Siyonist işgal sadece adına Filistin dediğimiz toprak parçasında gerçekleşmiyor, aynı zamanda tüm enstümanlarını kullanarak hem Müslümanları yıldırmak hem de Filistin’de olup bitenle ilgili hakikatleri gizleyerek, çarpıtarak dünya kamuoyunu yalan beyanlarla aldatmak suretiyle medyada, özellikle sosyal medyada da büyük bir mücadele sürüyor. Gazete ve televizyonların başını çektiği konvansiyonel medyaların yanında büyük çoğunluğu zaten Yahudi kökenliler tarafından kurulup domine edilen ve işgalci İsrail’in her sahada en büyük destekçisi olan ABD’de yerleşik sosyal medya siteleri ve platformları üzerinden küresel anlamda “dijital bir işgal ve apartheid” uygulaması devam ediyor.

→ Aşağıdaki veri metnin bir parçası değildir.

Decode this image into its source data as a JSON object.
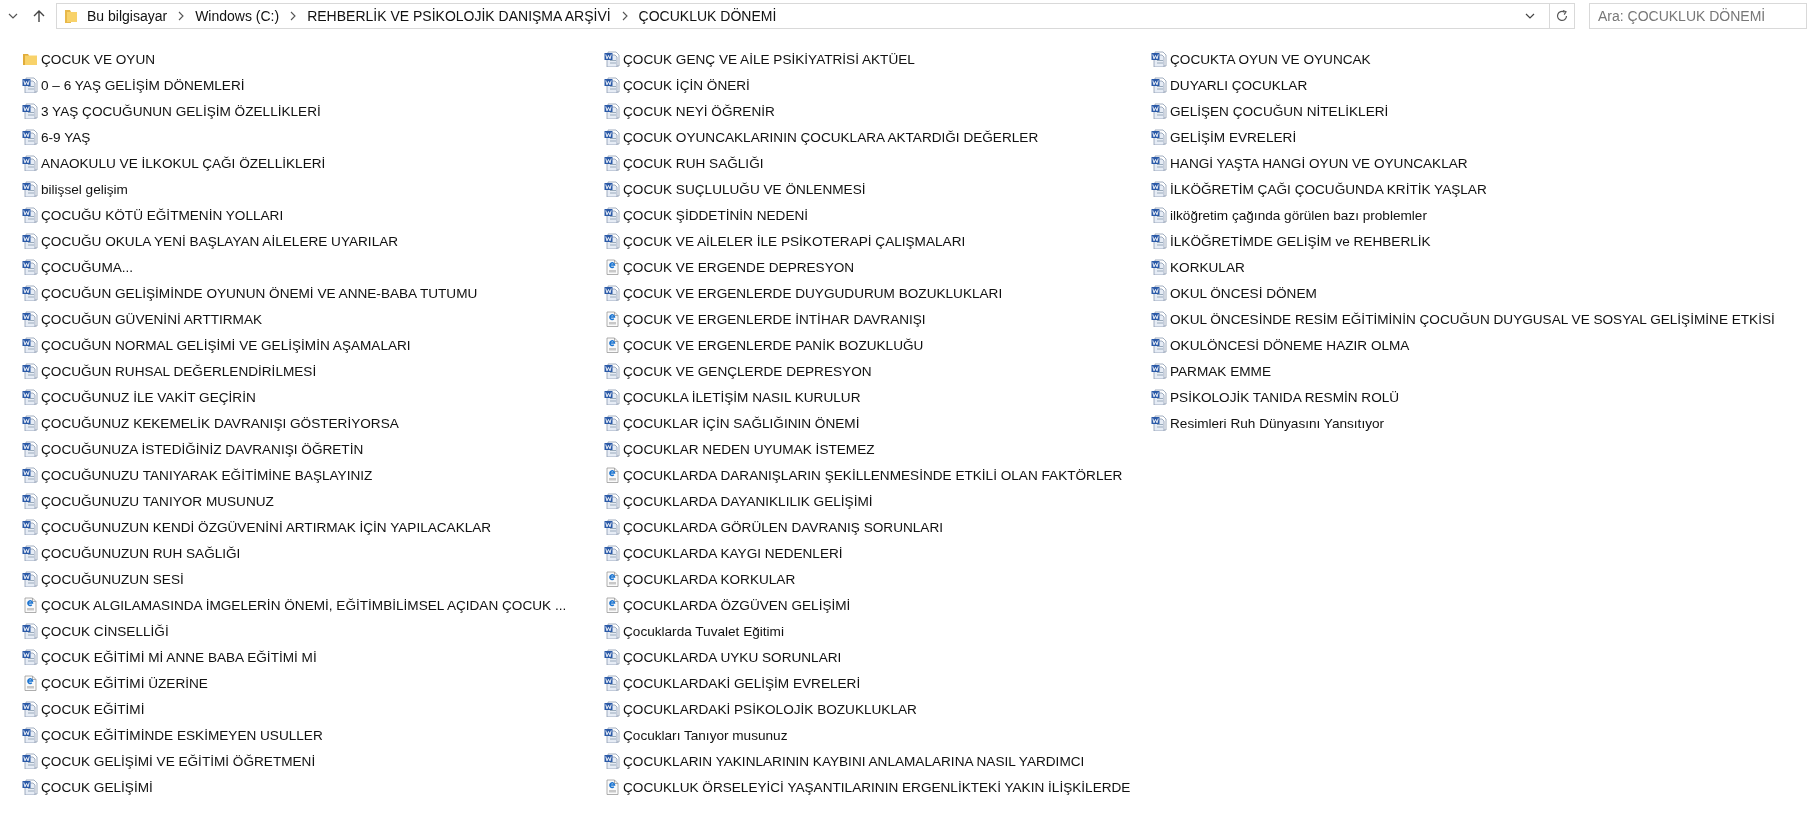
{
  "address_bar": {
    "segments": [
      "Bu bilgisayar",
      "Windows (C:)",
      "REHBERLİK VE PSİKOLOJİK DANIŞMA ARŞİVİ",
      "ÇOCUKLUK DÖNEMİ"
    ]
  },
  "search": {
    "placeholder": "Ara: ÇOCUKLUK DÖNEMİ"
  },
  "items": [
    {
      "kind": "folder",
      "name": "ÇOCUK VE OYUN"
    },
    {
      "kind": "word",
      "name": "0 – 6 YAŞ GELİŞİM DÖNEMLERİ"
    },
    {
      "kind": "word",
      "name": "3 YAŞ ÇOCUĞUNUN GELİŞİM ÖZELLİKLERİ"
    },
    {
      "kind": "word",
      "name": "6-9 YAŞ"
    },
    {
      "kind": "word",
      "name": "ANAOKULU  VE İLKOKUL ÇAĞI ÖZELLİKLERİ"
    },
    {
      "kind": "word",
      "name": "bilişsel gelişim"
    },
    {
      "kind": "word",
      "name": "ÇOCUĞU  KÖTÜ  EĞİTMENİN  YOLLARI"
    },
    {
      "kind": "word",
      "name": "ÇOCUĞU OKULA YENİ BAŞLAYAN AİLELERE UYARILAR"
    },
    {
      "kind": "word",
      "name": "ÇOCUĞUMA..."
    },
    {
      "kind": "word",
      "name": "ÇOCUĞUN GELİŞİMİNDE OYUNUN ÖNEMİ VE ANNE-BABA TUTUMU"
    },
    {
      "kind": "word",
      "name": "ÇOCUĞUN GÜVENİNİ ARTTIRMAK"
    },
    {
      "kind": "word",
      "name": "ÇOCUĞUN NORMAL GELİŞİMİ VE GELİŞİMİN AŞAMALARI"
    },
    {
      "kind": "word",
      "name": "ÇOCUĞUN RUHSAL DEĞERLENDİRİLMESİ"
    },
    {
      "kind": "word",
      "name": "ÇOCUĞUNUZ İLE VAKİT GEÇİRİN"
    },
    {
      "kind": "word",
      "name": "ÇOCUĞUNUZ KEKEMELİK DAVRANIŞI GÖSTERİYORSA"
    },
    {
      "kind": "word",
      "name": "ÇOCUĞUNUZA İSTEDİĞİNİZ DAVRANIŞI ÖĞRETİN"
    },
    {
      "kind": "word",
      "name": "ÇOCUĞUNUZU TANIYARAK EĞİTİMİNE BAŞLAYINIZ"
    },
    {
      "kind": "word",
      "name": "ÇOCUĞUNUZU TANIYOR MUSUNUZ"
    },
    {
      "kind": "word",
      "name": "ÇOCUĞUNUZUN KENDİ ÖZGÜVENİNİ ARTIRMAK İÇİN YAPILACAKLAR"
    },
    {
      "kind": "word",
      "name": "ÇOCUĞUNUZUN RUH SAĞLIĞI"
    },
    {
      "kind": "word",
      "name": "ÇOCUĞUNUZUN SESİ"
    },
    {
      "kind": "pdf",
      "name": "ÇOCUK ALGILAMASINDA İMGELERİN ÖNEMİ, EĞİTİMBİLİMSEL AÇIDAN ÇOCUK ..."
    },
    {
      "kind": "word",
      "name": "ÇOCUK CİNSELLİĞİ"
    },
    {
      "kind": "word",
      "name": "ÇOCUK EĞİTİMİ Mİ ANNE BABA EĞİTİMİ Mİ"
    },
    {
      "kind": "pdf",
      "name": "ÇOCUK EĞİTİMİ ÜZERİNE"
    },
    {
      "kind": "word",
      "name": "ÇOCUK EĞİTİMİ"
    },
    {
      "kind": "word",
      "name": "ÇOCUK EĞİTİMİNDE ESKİMEYEN USULLER"
    },
    {
      "kind": "word",
      "name": "ÇOCUK GELİŞİMİ VE EĞİTİMİ ÖĞRETMENİ"
    },
    {
      "kind": "word",
      "name": "ÇOCUK GELİŞİMİ"
    },
    {
      "kind": "word",
      "name": "ÇOCUK GENÇ VE AİLE PSİKİYATRİSİ AKTÜEL"
    },
    {
      "kind": "word",
      "name": "ÇOCUK İÇİN ÖNERİ"
    },
    {
      "kind": "word",
      "name": "ÇOCUK NEYİ ÖĞRENİR"
    },
    {
      "kind": "word",
      "name": "ÇOCUK OYUNCAKLARININ ÇOCUKLARA AKTARDIĞI DEĞERLER"
    },
    {
      "kind": "word",
      "name": "ÇOCUK RUH SAĞLIĞI"
    },
    {
      "kind": "word",
      "name": "ÇOCUK SUÇLULUĞU VE ÖNLENMESİ"
    },
    {
      "kind": "word",
      "name": "ÇOCUK ŞİDDETİNİN NEDENİ"
    },
    {
      "kind": "word",
      "name": "ÇOCUK VE AİLELER İLE PSİKOTERAPİ ÇALIŞMALARI"
    },
    {
      "kind": "pdf",
      "name": "ÇOCUK VE ERGENDE DEPRESYON"
    },
    {
      "kind": "word",
      "name": "ÇOCUK VE ERGENLERDE DUYGUDURUM BOZUKLUKLARI"
    },
    {
      "kind": "pdf",
      "name": "ÇOCUK VE ERGENLERDE İNTİHAR DAVRANIŞI"
    },
    {
      "kind": "pdf",
      "name": "ÇOCUK VE ERGENLERDE PANİK BOZUKLUĞU"
    },
    {
      "kind": "word",
      "name": "ÇOCUK VE GENÇLERDE DEPRESYON"
    },
    {
      "kind": "word",
      "name": "ÇOCUKLA İLETİŞİM NASIL KURULUR"
    },
    {
      "kind": "word",
      "name": "ÇOCUKLAR İÇİN SAĞLIĞININ ÖNEMİ"
    },
    {
      "kind": "word",
      "name": "ÇOCUKLAR NEDEN UYUMAK İSTEMEZ"
    },
    {
      "kind": "pdf",
      "name": "ÇOCUKLARDA DARANIŞLARIN ŞEKİLLENMESİNDE ETKİLİ OLAN FAKTÖRLER"
    },
    {
      "kind": "word",
      "name": "ÇOCUKLARDA DAYANIKLILIK GELİŞİMİ"
    },
    {
      "kind": "word",
      "name": "ÇOCUKLARDA GÖRÜLEN DAVRANIŞ SORUNLARI"
    },
    {
      "kind": "word",
      "name": "ÇOCUKLARDA KAYGI NEDENLERİ"
    },
    {
      "kind": "pdf",
      "name": "ÇOCUKLARDA KORKULAR"
    },
    {
      "kind": "pdf",
      "name": "ÇOCUKLARDA ÖZGÜVEN GELİŞİMİ"
    },
    {
      "kind": "word",
      "name": "Çocuklarda Tuvalet Eğitimi"
    },
    {
      "kind": "word",
      "name": "ÇOCUKLARDA UYKU SORUNLARI"
    },
    {
      "kind": "word",
      "name": "ÇOCUKLARDAKİ GELİŞİM EVRELERİ"
    },
    {
      "kind": "word",
      "name": "ÇOCUKLARDAKİ PSİKOLOJİK BOZUKLUKLAR"
    },
    {
      "kind": "word",
      "name": "Çocukları Tanıyor musunuz"
    },
    {
      "kind": "word",
      "name": "ÇOCUKLARIN YAKINLARININ KAYBINI ANLAMALARINA NASIL YARDIMCI"
    },
    {
      "kind": "pdf",
      "name": "ÇOCUKLUK ÖRSELEYİCİ YAŞANTILARININ ERGENLİKTEKİ YAKIN İLİŞKİLERDE"
    },
    {
      "kind": "word",
      "name": "ÇOCUKTA OYUN VE OYUNCAK"
    },
    {
      "kind": "word",
      "name": "DUYARLI ÇOCUKLAR"
    },
    {
      "kind": "word",
      "name": "GELİŞEN ÇOCUĞUN NİTELİKLERİ"
    },
    {
      "kind": "word",
      "name": "GELİŞİM EVRELERİ"
    },
    {
      "kind": "word",
      "name": "HANGİ YAŞTA  HANGİ  OYUN VE OYUNCAKLAR"
    },
    {
      "kind": "word",
      "name": "İLKÖĞRETİM ÇAĞI ÇOCUĞUNDA KRİTİK YAŞLAR"
    },
    {
      "kind": "word",
      "name": "ilköğretim çağında görülen bazı problemler"
    },
    {
      "kind": "word",
      "name": "İLKÖĞRETİMDE GELİŞİM ve REHBERLİK"
    },
    {
      "kind": "word",
      "name": "KORKULAR"
    },
    {
      "kind": "word",
      "name": "OKUL ÖNCESİ DÖNEM"
    },
    {
      "kind": "word",
      "name": "OKUL ÖNCESİNDE RESİM EĞİTİMİNİN ÇOCUĞUN DUYGUSAL VE SOSYAL GELİŞİMİNE ETKİSİ"
    },
    {
      "kind": "word",
      "name": "OKULÖNCESİ DÖNEME HAZIR OLMA"
    },
    {
      "kind": "word",
      "name": "PARMAK EMME"
    },
    {
      "kind": "word",
      "name": "PSİKOLOJİK TANIDA RESMİN ROLÜ"
    },
    {
      "kind": "word",
      "name": "Resimleri Ruh Dünyasını Yansıtıyor"
    }
  ]
}
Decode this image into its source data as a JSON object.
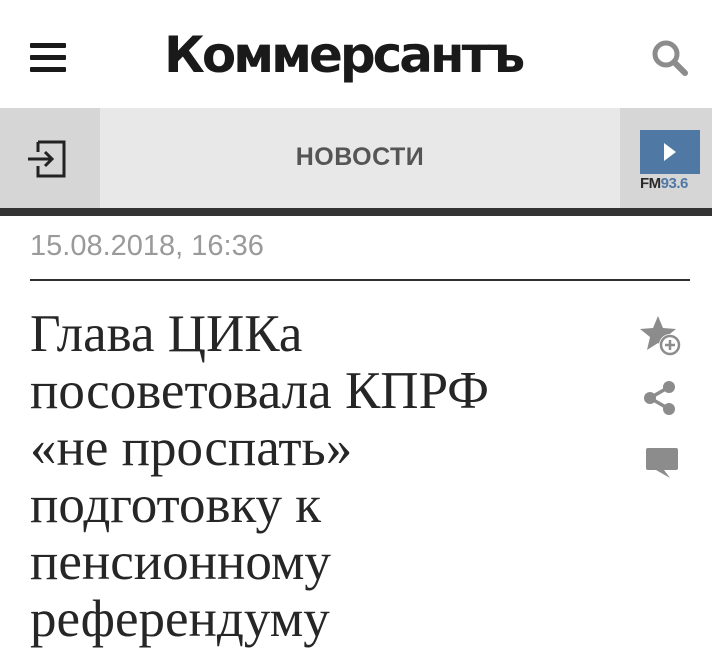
{
  "header": {
    "logo_text": "Коммерсантъ",
    "menu_icon": "hamburger-menu-icon",
    "search_icon": "search-icon"
  },
  "nav": {
    "title": "НОВОСТИ",
    "login_icon": "login-icon",
    "radio": {
      "brand": "FM",
      "frequency": "93.6",
      "icon": "play-icon"
    }
  },
  "article": {
    "timestamp": "15.08.2018, 16:36",
    "headline_lines": [
      "Глава ЦИКа",
      "посоветовала КПРФ",
      "«не проспать»",
      "подготовку к",
      "пенсионному",
      "референдуму"
    ],
    "actions": [
      {
        "icon": "favorite-add-icon"
      },
      {
        "icon": "share-icon"
      },
      {
        "icon": "comment-icon"
      }
    ]
  },
  "colors": {
    "radio_accent": "#4f78a5",
    "nav_background": "#e8e8e8",
    "nav_button_background": "#d6d6d6",
    "timestamp": "#9a9a9a",
    "icon_gray": "#8c8c8c"
  }
}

Apartheid, Afrika’nın güneyinde bulunan Güney Afrika Cumhuriyeti ile bu devlete bağlı Güneybatı Afrika’da 1948 - 1994 yılları arasında resmî devlet politikası olarak iktidarda bulunan Ulusal Parti hükûmeti tarafından uygulanan ve bu doğrultuda yasalar çıkartarak ırksal ayrımcılığı savunan sistemdir. Apartheid kelimesi Afrikaanca “ayrılık” anlamına gelmektedir. Bu süreç Avrupa kökenli beyazlar tarafından, baasskap adı da verilen ve beyaz ırkın diğer ırklardan üstün olduğunu savunan bir ideoloji ile yürütülmüştür. Avrupa kökenli beyaz adamın Afrika’da uyguladığı bu zalim sistem, Nelson Mandela önderliğindeki uzun soluklu bir mücadele ile mağlup edildi. Ancak işgalci İsrail’in ve bir avuç sapkın Siyonist’in 100 yıla yakın bir süredir Filistin’de ve dünyanın geri kalanında uyguladığı ırkçı emperyalist yaklaşımları, saldırıları her geçen gün şiddetini artırarak devam ediyor. Finans tekeli olduğu kadar medyayı ve sinema sektörünü de kontrollerinde bulunduran bu ırkçı emperyalist siyonistler sadece mazlum Filistinlileri değil kendilerinden olmayan her insanı din, dil, ırk ayırt etmeksizin sömürüyor.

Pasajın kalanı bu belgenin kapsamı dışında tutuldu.